Część członków Państwowej Komisji Wyborczej to są osoby „przypadkowe”, niemające wiedzy szczególnej, jeżeli chodzi o prawo wyborcze; trzeba powrócić do składu złożonego z sędziów zawodowych - oceniła w czwartkowej rozmowie z PAP sędzia Sądu Okręgowego w Łodzi Katarzyna Wesołowska-Zbudniewek.
W rozmowie z PAP Wesołowska-Zbudniewek odniosła się do środowego posiedzenia Państwowej Komisji Wyborczej, która nie podjęła decyzji ws. sprawozdania finansowego komitetu PiS z wyborów parlamentarnych - odroczyła posiedzenie do 29 sierpnia. PiS ze względu na ewentualne nieprawidłowości w finansowaniu kampanii może stracić nawet 75 proc. z blisko 26-milionowej subwencji.
CZYTAJ RÓWNIEŻ:
Pracowałam bardzo wiele lat jako sędzia komisarz. Kiedy PKW była w składzie sędziowskim, to nie spotkałam się z sytuacją, żeby sprawozdanie finansowe było przyjmowane przez tak długi czas
— powiedziała sędzia.

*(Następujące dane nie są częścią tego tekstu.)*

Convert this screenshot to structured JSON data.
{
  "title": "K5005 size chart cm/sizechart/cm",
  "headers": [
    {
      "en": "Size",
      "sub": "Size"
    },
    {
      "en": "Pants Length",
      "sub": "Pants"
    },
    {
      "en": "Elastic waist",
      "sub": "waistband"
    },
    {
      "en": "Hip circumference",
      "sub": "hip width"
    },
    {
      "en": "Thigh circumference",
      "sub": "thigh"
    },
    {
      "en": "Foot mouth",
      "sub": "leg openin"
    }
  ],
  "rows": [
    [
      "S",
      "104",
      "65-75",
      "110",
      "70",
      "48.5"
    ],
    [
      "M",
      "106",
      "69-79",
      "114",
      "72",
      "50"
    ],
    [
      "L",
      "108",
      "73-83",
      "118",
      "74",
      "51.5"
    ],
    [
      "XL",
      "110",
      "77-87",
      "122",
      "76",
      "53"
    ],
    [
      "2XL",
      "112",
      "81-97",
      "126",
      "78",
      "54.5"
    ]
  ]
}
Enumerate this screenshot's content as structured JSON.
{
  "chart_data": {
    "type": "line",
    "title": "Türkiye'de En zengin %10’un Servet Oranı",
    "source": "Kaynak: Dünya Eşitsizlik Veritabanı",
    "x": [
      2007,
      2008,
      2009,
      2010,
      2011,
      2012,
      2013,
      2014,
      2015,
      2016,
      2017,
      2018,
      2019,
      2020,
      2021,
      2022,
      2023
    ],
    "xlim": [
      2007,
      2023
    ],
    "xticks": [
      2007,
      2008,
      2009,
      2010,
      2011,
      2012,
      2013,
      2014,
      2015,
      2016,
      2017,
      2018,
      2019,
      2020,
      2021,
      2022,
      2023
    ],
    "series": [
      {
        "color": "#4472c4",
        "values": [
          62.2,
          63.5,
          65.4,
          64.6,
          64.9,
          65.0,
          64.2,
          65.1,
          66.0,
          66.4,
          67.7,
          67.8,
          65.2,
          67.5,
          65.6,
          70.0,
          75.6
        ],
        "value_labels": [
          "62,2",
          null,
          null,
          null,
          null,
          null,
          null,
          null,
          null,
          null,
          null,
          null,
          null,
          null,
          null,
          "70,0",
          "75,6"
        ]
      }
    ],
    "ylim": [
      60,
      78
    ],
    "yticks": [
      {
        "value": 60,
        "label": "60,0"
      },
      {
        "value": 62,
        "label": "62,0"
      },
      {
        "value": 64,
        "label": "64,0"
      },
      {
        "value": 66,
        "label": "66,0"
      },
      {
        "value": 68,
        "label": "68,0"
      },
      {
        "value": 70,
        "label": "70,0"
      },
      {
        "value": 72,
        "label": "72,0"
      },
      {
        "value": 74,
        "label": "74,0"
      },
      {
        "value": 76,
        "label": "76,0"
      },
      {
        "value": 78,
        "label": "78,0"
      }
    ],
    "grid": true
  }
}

W jej ocenie to „skandaliczna” sytuacja.
Według Wesołowskiej-Zbudniewek odraczanie przez PKW decyzji „być może wynika ze strachu”, który nie powinien cechować sędziów.
Sędziowie mają w DNA obowiązek podejmowania decyzji, brania na swoje barki odpowiedzialności za podjęte decyzje, w związku z tym się nie boją. (…) Te decyzje mogą być czasami kontrowersyjne, ale sędziowie potrafią decyzję podjąć
— mówiła.
Szpilka w kierunku Kalisza
Nawiązując do wypowiedzi członka PKW, mec. Ryszarda Kalisza, który przekonywał w środę, że komisja musi policzyć „co do złotówki” skalę nieprawidłowości, sędzia powiedziała:
O ile ja pamiętam, jak był skład sędziowski, to tam członkowie PKW nie wypowiadali się w mediach przed podjęciem decyzji.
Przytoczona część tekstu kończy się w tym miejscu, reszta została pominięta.